I don't know what you'd shim... other than the PTO pressure regulating valve. Even that will not gain you anything other than a day's work you don't want.
Basically... what you normally do is tee into the DP line or the pump manifold for that line and test with the DP in high and low, the PTO engaged and disengaged and the FWD engaged and disengaged. That will usually tell you where the leak is. If not, isolate the PTO from the front lines and test that separate... then add the DP to the mix... If that doesn't find it for certain, remove the DP and isolate the FWD clutch with the PTO.
I suspect if the first guy tested it and said the PTO needs seals... it needs seals.
Also... when you get it all back together, make sure you retest the pressure because I've found a couple of them now that don't and probably never did make the stated pressures in the manual of 160-180 psi in that circuit. Also beware that a PTO clutch reseal REQUIRES a rear split to get at the PTO. Tractors without a load monitor could have the PTO removed out the top... but 7710's generally all had load monitors.


Rod
 
Remember that the FWA uses hydraulic pressure to hold it out of FWA (clutch is spring loaded), so you should get higher pressure readings with it in FWA.
 
A trick the dealer told me is to put the 3 DP teflon seals compressed inside of a spray paint cap for a day or 2. They will take on a tighter dia and hold tight to the DP clutch pack housing and have less of a chance of getting nicked or damaged when putting it back into the DP housing. When the oil reaches on the first start they will be pushed out to seal.
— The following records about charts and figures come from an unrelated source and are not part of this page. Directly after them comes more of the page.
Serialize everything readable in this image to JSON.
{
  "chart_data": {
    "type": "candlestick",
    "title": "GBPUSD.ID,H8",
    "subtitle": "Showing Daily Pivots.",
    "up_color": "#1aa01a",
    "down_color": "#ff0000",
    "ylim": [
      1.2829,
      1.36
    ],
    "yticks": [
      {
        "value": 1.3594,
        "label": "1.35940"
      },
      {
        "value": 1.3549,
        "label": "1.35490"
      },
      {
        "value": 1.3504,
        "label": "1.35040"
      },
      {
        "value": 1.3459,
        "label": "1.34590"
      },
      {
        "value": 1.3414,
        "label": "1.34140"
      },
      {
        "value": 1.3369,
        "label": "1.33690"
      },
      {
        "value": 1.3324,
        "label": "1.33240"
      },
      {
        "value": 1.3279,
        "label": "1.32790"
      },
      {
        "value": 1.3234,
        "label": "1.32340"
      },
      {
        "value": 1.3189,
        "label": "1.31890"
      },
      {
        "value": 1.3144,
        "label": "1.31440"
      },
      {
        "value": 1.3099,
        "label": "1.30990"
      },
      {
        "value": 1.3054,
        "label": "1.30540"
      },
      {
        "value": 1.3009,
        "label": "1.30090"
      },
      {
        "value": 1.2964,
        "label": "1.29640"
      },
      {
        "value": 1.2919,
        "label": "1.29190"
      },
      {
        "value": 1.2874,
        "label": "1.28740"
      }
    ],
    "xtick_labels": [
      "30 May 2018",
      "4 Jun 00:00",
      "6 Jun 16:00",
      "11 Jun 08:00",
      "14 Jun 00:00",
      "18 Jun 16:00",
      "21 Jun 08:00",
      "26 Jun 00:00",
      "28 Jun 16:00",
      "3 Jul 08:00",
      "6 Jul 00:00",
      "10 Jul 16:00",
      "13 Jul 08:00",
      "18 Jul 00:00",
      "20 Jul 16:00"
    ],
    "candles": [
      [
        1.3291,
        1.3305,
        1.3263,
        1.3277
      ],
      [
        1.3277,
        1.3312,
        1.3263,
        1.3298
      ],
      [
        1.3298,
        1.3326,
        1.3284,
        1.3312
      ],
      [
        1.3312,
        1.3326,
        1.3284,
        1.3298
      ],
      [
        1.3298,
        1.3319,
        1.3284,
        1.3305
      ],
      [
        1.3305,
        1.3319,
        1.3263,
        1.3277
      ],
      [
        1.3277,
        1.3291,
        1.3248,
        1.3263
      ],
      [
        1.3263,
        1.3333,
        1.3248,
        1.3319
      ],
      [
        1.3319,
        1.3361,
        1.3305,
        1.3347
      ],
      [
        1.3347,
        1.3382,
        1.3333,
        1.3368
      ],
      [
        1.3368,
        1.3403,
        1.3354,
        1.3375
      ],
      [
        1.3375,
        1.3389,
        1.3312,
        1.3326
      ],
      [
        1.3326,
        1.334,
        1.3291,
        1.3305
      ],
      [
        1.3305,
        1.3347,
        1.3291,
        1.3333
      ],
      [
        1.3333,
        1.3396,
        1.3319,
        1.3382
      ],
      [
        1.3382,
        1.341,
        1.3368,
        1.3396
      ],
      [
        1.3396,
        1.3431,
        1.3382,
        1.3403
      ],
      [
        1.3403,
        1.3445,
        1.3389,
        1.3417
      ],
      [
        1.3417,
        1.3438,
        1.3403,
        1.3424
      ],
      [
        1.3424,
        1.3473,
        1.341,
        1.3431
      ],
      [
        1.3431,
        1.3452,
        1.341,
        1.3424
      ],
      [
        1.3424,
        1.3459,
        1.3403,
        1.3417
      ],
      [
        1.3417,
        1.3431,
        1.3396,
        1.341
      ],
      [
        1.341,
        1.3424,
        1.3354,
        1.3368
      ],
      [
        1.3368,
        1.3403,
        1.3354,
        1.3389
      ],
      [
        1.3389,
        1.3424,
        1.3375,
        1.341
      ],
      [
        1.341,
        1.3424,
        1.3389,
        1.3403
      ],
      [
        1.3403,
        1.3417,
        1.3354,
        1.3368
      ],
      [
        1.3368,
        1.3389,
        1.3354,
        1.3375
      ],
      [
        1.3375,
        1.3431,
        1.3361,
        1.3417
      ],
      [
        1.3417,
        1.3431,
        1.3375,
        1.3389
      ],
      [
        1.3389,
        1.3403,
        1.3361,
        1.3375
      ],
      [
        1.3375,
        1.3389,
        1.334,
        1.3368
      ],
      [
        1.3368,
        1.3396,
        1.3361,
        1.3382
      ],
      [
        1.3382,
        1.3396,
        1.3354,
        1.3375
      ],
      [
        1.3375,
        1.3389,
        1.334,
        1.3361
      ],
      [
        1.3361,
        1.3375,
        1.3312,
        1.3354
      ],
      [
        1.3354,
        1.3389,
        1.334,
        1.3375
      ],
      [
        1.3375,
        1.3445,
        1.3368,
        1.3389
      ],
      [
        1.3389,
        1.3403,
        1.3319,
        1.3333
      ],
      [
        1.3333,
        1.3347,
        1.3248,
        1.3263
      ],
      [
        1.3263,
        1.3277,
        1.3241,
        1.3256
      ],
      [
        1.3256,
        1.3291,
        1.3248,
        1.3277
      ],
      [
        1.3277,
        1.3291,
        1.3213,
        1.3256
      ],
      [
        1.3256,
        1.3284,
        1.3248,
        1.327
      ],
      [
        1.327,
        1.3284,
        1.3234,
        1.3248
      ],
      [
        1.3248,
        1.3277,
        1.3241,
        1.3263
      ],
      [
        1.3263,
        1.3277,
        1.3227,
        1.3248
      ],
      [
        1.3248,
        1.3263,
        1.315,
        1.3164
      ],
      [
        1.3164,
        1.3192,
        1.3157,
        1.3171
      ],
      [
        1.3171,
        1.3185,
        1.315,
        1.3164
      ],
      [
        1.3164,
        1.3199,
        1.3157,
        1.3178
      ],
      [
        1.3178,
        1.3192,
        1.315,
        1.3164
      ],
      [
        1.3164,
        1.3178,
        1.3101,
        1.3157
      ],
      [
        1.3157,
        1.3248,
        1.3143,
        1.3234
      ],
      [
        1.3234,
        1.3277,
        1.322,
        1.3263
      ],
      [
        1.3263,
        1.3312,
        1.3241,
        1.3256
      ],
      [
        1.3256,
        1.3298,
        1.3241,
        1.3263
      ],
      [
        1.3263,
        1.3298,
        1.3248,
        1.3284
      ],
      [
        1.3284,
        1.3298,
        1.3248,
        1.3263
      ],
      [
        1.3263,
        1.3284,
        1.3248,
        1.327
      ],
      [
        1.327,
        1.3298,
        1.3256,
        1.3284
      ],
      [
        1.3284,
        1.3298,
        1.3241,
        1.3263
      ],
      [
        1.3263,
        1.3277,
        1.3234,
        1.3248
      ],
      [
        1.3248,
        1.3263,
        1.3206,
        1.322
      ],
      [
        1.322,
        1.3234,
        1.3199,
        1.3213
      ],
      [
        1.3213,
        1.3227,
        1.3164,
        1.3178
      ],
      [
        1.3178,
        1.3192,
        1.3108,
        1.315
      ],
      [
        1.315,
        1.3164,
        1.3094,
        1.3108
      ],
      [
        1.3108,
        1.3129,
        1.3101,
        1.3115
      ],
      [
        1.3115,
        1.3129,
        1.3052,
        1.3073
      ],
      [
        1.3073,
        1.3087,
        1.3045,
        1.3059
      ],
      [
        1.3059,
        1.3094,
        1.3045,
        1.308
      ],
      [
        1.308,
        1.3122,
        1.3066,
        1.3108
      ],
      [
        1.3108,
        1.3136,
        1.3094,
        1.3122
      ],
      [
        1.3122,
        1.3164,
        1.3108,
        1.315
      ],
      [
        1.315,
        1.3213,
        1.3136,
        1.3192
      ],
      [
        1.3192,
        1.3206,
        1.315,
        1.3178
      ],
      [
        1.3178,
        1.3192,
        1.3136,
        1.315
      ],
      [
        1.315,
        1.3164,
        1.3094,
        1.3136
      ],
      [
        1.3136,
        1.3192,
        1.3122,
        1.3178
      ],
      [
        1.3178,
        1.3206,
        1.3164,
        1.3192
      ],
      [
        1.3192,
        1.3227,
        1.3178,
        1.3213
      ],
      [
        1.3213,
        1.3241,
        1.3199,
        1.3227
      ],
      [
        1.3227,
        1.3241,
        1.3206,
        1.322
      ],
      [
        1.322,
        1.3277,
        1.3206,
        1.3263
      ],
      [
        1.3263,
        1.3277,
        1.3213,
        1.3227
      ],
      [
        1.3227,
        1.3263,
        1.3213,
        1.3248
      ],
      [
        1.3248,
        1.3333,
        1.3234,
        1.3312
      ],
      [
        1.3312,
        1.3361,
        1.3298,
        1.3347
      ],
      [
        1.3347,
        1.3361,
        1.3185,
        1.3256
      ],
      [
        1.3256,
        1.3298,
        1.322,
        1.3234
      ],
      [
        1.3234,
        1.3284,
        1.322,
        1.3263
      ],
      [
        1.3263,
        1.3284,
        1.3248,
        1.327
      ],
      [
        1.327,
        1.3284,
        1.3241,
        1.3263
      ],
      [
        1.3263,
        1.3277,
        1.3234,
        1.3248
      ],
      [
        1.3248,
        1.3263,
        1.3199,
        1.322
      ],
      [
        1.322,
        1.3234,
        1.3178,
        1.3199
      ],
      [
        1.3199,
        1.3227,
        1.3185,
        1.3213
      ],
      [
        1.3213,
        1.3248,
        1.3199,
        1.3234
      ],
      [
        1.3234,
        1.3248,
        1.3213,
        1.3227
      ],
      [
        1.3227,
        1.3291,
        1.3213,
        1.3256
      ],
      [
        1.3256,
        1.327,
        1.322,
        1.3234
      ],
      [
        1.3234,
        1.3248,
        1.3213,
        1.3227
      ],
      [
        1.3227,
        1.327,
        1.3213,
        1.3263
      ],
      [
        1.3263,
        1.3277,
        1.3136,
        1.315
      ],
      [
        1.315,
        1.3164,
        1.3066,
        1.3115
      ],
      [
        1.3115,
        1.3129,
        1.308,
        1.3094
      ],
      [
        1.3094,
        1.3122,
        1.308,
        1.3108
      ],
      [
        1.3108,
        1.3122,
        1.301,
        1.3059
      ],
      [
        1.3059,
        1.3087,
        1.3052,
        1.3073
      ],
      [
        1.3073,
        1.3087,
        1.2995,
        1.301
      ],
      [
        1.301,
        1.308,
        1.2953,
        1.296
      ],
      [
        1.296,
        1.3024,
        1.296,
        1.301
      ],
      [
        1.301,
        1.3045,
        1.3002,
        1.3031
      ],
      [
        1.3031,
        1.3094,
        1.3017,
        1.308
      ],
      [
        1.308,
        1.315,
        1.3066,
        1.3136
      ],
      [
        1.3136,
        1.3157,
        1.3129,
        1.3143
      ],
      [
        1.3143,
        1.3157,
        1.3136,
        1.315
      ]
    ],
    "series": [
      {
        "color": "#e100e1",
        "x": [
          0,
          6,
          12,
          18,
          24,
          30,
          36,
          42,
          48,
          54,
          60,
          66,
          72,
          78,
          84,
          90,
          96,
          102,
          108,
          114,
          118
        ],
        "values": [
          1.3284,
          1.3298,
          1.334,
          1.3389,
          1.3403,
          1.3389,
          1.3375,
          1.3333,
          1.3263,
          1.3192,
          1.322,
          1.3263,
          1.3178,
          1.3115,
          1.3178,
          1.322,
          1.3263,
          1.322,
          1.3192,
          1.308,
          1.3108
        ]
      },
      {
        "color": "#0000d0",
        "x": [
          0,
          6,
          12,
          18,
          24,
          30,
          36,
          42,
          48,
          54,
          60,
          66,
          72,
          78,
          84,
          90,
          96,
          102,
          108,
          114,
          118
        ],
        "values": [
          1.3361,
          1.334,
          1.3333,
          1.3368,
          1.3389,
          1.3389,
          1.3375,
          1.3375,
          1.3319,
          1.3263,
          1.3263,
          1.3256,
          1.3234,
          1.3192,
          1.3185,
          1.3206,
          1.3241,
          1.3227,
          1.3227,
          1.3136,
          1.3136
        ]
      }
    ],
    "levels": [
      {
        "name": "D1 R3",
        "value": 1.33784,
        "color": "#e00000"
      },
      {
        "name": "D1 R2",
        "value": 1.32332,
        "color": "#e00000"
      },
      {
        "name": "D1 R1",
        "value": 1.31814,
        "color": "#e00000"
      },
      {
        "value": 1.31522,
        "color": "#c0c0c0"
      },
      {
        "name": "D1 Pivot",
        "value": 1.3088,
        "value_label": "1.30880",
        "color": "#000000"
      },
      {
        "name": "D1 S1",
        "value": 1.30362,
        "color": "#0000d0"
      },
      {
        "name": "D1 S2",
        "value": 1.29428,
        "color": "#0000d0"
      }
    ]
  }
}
Seemed to work for me when I rebuilt the 9000 DP. My DP pressure when hot disking would be 155 to 160 PSI hot and about 220 cold at startup after the rebuild.
 
Thanks all, have everything apart, hoping to borrow some stands tomorrow or Monday since I have the day off work. so far everything has gone well. Except for one fuel tank backet. As long as it can stay with the splitting stands I"ll be ok. If not it may come down to the blue-tip wrench.